Choroidal inflammation shown by ICG angiography can be suppressed completely by initial high-dose inflammation suppressive therapy. However, recurrent subclinical choroidal inflammation is detected at the end of the tapering period in a high proportion of cases. This indicates that, in the absence of an ICGA follow-up, undetected smoldering subclinical disease may persist, thereby explaining the frequently reported evolution towards sunset glow fundus despite an apparently controlled disease. This is a clear indication that VKH disease should be followed by ICG angiography and, in the case of choroidal subclinical reactivation, a reversal of therapy tapering and an extension of therapy duration should be considered.
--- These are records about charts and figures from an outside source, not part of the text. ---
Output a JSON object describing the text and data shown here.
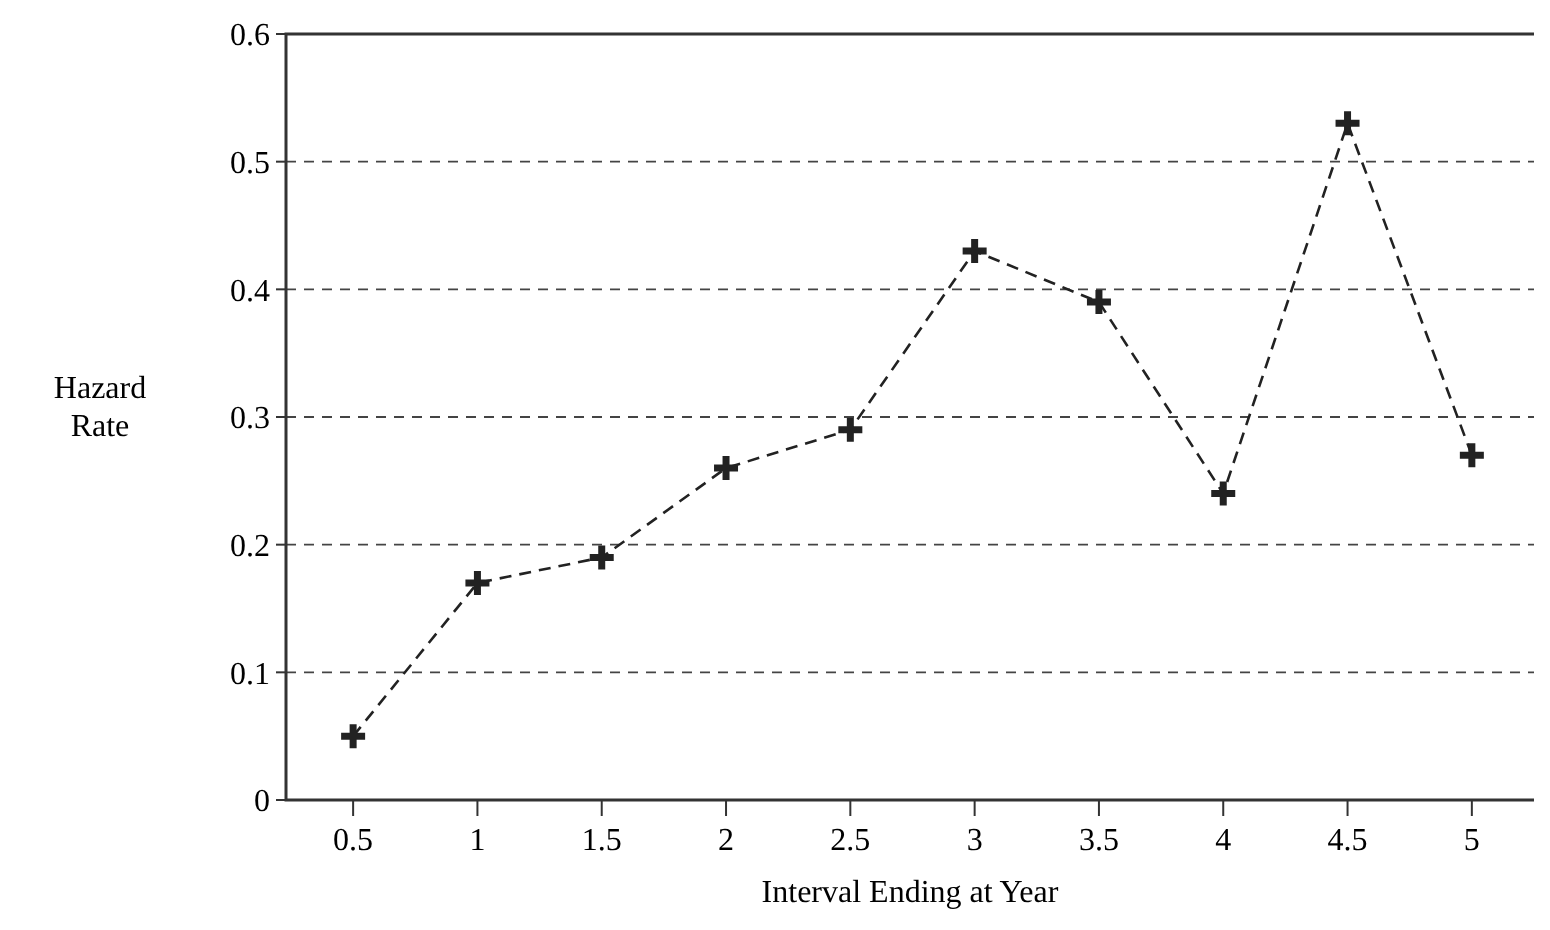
{
  "chart_data": {
    "type": "line",
    "xlabel": "Interval Ending at Year",
    "ylabel": "Hazard\nRate",
    "x": [
      0.5,
      1,
      1.5,
      2,
      2.5,
      3,
      3.5,
      4,
      4.5,
      5
    ],
    "series": [
      {
        "color": "#222222",
        "values": [
          0.05,
          0.17,
          0.19,
          0.26,
          0.29,
          0.43,
          0.39,
          0.24,
          0.53,
          0.27
        ]
      }
    ],
    "xlim": [
      0.23,
      5.25
    ],
    "ylim": [
      0,
      0.6
    ],
    "xticks": [
      0.5,
      1,
      1.5,
      2,
      2.5,
      3,
      3.5,
      4,
      4.5,
      5
    ],
    "yticks": [
      0,
      0.1,
      0.2,
      0.3,
      0.4,
      0.5,
      0.6
    ],
    "grid": "y",
    "marker": "cross",
    "line_style": "dashed"
  }
}
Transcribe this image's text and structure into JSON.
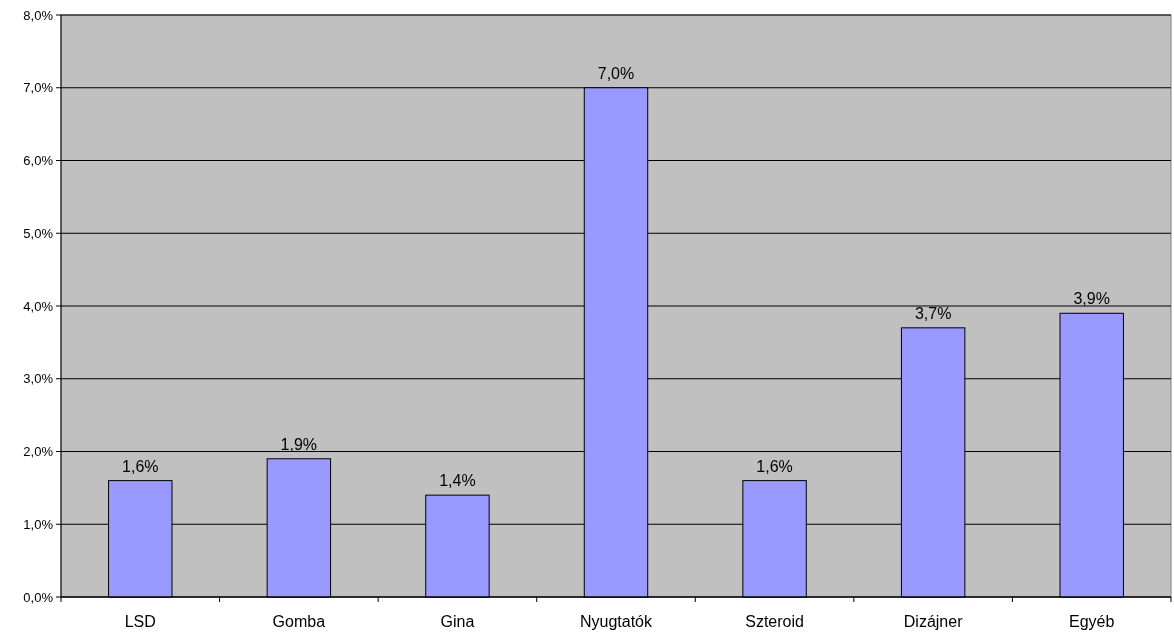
{
  "chart_data": {
    "type": "bar",
    "categories": [
      "LSD",
      "Gomba",
      "Gina",
      "Nyugtatók",
      "Szteroid",
      "Dizájner",
      "Egyéb"
    ],
    "values": [
      1.6,
      1.9,
      1.4,
      7.0,
      1.6,
      3.7,
      3.9
    ],
    "value_labels": [
      "1,6%",
      "1,9%",
      "1,4%",
      "7,0%",
      "1,6%",
      "3,7%",
      "3,9%"
    ],
    "color": "#9999ff",
    "ylim": [
      0,
      8
    ],
    "yticks": [
      {
        "value": 0,
        "label": "0,0%"
      },
      {
        "value": 1,
        "label": "1,0%"
      },
      {
        "value": 2,
        "label": "2,0%"
      },
      {
        "value": 3,
        "label": "3,0%"
      },
      {
        "value": 4,
        "label": "4,0%"
      },
      {
        "value": 5,
        "label": "5,0%"
      },
      {
        "value": 6,
        "label": "6,0%"
      },
      {
        "value": 7,
        "label": "7,0%"
      },
      {
        "value": 8,
        "label": "8,0%"
      }
    ],
    "grid": "y"
  }
}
第一,综述Vogt-小柳原田(VKH)病的特征性吲哚青绿血管造影(ICGA)表现;第二,确定ICG血管造影在初始大剂量炎症抑制治疗期间及治疗减量期间评估脉络膜炎症活动及随访中的作用。
我们首先回顾了VKH病的特征性ICGA表现。随后对4例急性初发性VKH葡萄膜炎患者进行研究,这些患者接受了至少9个月的定期初始和随访血管造影检查。记录发病时的典型ICGA表现并随访至少9个月,并与治疗水平相关联。治疗包括高剂量口服糖皮质激素(0.8 - 1.5mg/kg),超急性病例先静脉注射甲基强的松龙脉冲治疗(500 - 1000mg)3天,反应不足的病例随后非常缓慢地减量并加用免疫抑制剂。
在4例急性初发性葡萄膜炎且有治疗前血管造影及至少9个月血管造影随访的VKH患者中,始终存在且易于记录的主要ICGA表现包括:(1)早期脉络膜基质血管高荧光和渗漏;(2)低荧光暗点;(3)大基质血管模糊血管形态;(4)视盘高荧光。所有患者均接受高剂量炎症抑制治疗:2例患者分别在初始症状出现后14天和21天内开始治疗,另外2例患者在6周内开始治疗。低荧光暗点是最恒定且易于记录的表现,在所有病例就诊时都非常明显。治疗4个月后,所有4例患者的暗点有九成至完全消退。其他三个主要血管造影表现,即早期脉络膜基质血管高荧光和渗漏;血管造影中期模糊不清的血管;视盘高荧光,在高剂量炎症抑制治疗8周或更短时间内均在所有病例中消退。4例患者中有3例在治疗开始后平均7.8±2.8个月出现暗点复发,此时患者平均糖皮质激素剂量为每天13.2±6.3mg,无任何明显临床或荧光素血管造影表现,提示亚临床复发。再次增加炎症抑制治疗后,所有病例脉络膜亚临床病变血管造影表现均消退。
初始大剂量炎症抑制治疗可完全抑制ICG血管造影显示的脉络膜炎症。然而,在高比例病例中,减量期结束时可检测到亚临床脉络膜炎症复发。这表明,若无ICGA随访,未检测到的隐匿性亚临床疾病可能持续存在,从而解释了尽管疾病看似得到控制,但仍频繁报道出现晚霞样眼底的演变情况。这明确表明VKH病应进行ICGA随访,若出现脉络膜亚临床再激活,应考虑逆转治疗减量并延长治疗时间。